In absence of comparable data or studies in India it is not possible to know how the move to replace the wealth tax with a surcharge has worked.

But the ground realities have changed significantly since then, warranting a relook at it.

Poverty, hunger and income inequality growing in India

In 2017, Piketty and colleague Lucas Chancel published their study on income inequality in India, ‘Indian Income Inequality, 1922-2015: From British Raj to Billionaire Raj?’ It showed income inequality had worsened in the post-liberalised era and sought wealth tax and other redistributive measures to reverse it.  

The Indian government’s own studies have subsequently confirmed the worsening of financial well-being.

In November 2019, a leaked report of the NSO’s consumer expenditure survey (CES) of 2017-18 showed that for the first time in more than 40 years the monthly per capita real consumption had fallen from Rs 1,501 in 2011-12 to Rs 1,446 in 2017-18.

A few months earlier, the periodic labour force survey (PLFS) of the NSSO for 2017-18 had shown that the unemployment rate had touched a 45-year-high at 6.1%. Since then the rate has been climbing – it was 7.6% in December 2019 as per the Centre for Monitoring Indian Economy (CMIE).

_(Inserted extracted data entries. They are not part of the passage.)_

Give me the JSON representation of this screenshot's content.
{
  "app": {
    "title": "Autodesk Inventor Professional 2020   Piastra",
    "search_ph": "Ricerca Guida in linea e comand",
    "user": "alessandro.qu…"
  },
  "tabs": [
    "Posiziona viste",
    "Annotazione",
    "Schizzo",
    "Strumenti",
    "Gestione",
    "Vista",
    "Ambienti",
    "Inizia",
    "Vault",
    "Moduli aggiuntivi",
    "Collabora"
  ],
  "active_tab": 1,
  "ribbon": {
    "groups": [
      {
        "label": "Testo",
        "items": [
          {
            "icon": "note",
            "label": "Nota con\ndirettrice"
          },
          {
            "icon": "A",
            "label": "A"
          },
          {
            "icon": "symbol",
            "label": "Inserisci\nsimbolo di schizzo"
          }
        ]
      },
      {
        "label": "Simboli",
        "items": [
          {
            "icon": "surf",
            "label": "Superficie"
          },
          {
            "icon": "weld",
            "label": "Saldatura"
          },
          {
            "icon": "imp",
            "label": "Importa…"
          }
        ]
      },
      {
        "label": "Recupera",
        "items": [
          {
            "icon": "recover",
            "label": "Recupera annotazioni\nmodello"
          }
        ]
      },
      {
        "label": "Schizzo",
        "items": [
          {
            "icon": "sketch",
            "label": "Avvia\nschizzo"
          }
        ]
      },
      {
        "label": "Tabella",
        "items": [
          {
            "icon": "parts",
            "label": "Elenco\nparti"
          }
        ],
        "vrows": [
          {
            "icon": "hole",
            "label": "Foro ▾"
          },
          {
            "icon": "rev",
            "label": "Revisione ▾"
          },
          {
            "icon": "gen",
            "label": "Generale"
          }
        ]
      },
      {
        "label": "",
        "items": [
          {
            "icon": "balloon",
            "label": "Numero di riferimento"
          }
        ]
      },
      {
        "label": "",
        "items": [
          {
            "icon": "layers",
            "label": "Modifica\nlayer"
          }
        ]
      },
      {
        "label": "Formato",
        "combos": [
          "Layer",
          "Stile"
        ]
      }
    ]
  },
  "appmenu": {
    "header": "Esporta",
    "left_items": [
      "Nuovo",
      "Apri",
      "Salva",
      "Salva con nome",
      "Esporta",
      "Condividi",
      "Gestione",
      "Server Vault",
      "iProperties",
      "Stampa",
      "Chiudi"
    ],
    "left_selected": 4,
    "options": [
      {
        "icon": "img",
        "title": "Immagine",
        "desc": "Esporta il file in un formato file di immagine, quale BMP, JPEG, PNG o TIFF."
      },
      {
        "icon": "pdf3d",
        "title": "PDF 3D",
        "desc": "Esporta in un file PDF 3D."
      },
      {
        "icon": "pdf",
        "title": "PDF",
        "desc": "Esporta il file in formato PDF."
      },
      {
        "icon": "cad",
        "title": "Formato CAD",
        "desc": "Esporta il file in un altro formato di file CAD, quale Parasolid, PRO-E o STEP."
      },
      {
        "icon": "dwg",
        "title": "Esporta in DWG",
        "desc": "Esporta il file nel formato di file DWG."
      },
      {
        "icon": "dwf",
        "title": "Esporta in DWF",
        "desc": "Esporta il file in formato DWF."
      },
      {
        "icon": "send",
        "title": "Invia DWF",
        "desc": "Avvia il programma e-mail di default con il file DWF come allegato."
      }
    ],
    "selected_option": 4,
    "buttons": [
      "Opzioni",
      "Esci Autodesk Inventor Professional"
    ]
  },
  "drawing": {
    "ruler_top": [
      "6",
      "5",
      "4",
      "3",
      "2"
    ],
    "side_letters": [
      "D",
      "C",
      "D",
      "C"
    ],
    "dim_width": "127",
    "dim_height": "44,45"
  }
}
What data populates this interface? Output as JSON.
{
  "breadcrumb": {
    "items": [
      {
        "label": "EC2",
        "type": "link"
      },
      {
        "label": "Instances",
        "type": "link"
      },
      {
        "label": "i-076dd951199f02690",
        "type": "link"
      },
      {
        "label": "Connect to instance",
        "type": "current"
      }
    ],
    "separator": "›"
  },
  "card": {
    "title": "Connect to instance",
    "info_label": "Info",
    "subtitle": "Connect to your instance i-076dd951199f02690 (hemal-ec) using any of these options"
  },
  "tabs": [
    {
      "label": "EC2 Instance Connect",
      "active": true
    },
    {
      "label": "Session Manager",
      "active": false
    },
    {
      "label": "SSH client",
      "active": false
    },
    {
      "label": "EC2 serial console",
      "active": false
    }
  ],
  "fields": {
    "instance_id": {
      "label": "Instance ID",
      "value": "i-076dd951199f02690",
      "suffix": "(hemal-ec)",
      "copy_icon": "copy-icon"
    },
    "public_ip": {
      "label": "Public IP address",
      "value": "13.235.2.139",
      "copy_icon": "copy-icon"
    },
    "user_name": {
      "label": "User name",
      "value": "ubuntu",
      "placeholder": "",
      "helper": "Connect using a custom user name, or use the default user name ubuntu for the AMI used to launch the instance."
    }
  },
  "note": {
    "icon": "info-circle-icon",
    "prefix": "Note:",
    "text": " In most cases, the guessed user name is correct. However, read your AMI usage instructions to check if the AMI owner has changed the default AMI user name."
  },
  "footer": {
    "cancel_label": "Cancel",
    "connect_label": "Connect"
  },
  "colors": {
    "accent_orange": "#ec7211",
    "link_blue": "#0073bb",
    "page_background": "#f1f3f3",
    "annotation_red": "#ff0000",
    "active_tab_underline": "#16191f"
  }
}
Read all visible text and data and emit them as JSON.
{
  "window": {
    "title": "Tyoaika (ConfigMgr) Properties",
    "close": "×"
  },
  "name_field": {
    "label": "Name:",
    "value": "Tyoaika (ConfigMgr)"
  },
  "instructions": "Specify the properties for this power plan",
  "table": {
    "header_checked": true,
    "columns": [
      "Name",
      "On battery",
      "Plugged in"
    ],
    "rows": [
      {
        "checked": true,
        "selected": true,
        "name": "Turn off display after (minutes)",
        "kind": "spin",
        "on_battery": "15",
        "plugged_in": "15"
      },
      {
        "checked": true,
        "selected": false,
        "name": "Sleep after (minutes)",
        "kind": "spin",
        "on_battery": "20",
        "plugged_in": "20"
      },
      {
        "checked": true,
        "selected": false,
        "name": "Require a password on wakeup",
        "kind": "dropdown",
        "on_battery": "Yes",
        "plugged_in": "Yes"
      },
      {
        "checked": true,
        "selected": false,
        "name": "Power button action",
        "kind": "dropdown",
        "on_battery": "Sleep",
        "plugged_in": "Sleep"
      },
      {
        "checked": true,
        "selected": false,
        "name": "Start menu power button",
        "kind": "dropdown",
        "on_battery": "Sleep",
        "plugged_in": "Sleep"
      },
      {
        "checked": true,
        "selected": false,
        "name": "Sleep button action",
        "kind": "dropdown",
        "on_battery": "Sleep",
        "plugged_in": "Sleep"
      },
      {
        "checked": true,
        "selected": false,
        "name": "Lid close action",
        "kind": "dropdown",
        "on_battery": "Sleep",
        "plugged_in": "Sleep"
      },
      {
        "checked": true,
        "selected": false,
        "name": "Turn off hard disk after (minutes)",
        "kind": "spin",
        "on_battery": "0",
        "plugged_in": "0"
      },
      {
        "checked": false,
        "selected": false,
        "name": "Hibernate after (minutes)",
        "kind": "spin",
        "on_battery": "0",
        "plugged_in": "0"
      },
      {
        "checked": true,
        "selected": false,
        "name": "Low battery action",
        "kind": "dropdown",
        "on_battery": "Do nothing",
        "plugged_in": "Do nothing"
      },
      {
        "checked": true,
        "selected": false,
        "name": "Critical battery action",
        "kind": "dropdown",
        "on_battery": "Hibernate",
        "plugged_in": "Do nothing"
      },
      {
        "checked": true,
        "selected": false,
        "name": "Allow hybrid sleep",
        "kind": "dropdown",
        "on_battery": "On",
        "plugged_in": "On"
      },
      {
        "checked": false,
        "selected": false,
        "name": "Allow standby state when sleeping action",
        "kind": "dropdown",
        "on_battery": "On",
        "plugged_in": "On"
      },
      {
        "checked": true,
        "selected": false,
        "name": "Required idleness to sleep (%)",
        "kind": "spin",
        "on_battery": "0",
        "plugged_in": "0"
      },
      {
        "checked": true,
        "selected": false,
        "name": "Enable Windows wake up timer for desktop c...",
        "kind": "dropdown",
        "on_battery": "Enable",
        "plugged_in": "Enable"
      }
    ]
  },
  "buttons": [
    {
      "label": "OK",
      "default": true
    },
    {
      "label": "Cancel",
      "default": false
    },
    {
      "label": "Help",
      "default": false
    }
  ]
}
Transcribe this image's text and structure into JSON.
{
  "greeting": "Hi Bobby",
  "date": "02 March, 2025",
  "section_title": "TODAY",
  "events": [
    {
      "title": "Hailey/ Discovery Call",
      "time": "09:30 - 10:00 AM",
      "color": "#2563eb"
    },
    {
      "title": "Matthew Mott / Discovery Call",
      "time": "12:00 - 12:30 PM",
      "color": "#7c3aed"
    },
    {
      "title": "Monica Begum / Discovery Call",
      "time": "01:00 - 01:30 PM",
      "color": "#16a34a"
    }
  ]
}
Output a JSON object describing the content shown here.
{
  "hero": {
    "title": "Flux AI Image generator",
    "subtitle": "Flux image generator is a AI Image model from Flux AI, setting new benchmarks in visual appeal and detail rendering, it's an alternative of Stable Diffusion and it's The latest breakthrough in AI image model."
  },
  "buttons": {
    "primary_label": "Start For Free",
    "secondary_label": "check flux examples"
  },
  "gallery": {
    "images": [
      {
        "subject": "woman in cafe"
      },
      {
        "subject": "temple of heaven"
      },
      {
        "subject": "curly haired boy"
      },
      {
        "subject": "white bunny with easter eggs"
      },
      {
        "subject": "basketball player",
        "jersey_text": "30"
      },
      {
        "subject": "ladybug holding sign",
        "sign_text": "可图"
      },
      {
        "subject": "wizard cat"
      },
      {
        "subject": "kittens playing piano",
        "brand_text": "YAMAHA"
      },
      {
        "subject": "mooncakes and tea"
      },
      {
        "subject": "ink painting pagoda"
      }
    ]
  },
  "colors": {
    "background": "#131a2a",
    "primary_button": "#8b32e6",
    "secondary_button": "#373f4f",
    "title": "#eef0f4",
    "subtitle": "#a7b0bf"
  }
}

Then came another shocker.

In December 2019, the government’s principal think tank Niti Aayog published its SDG Index 2019 report showing that poverty, hunger and income inequality had gone up in 22, 24 and 25 states/UTs, respectively, out of 28 states/UTs that it mapped in 2019 – after having set a benchmark for such measurements in 2018.

The 2017-18 CES and the 2019 Niti Aayog report marked the end of an era.

For the last time, in September 2018, the ‘Global Multidimensional Poverty Index 2018’ of the UNDP-Oxford University had praised India for an extraordinary progress in reducing multidimensional poor by 271 million in a decade between 2005-06 and 2015-16. (In 2019, their report repeated the same claim.)

Direct tax structure needs redesigning

The issues highlighted so far call for an urgent and honest evaluation of the existing taxation structure in India and address anomalies to ensure equity in taxation by shifting the burden to those who have more capacity to pay – not less.

In that sense the government’s recent move towards a new tax regime without incentives and deductions – as was the case with the 2019 corporate tax cut and new income tax rates for individuals proposed in the Budget 2020-21 – may be a move in the correct direction.

But inversing the current tax structure and preventing leakages calls for more than an ad hoc approach to the policymaking. It calls for deliberations in and outside the government and public debates.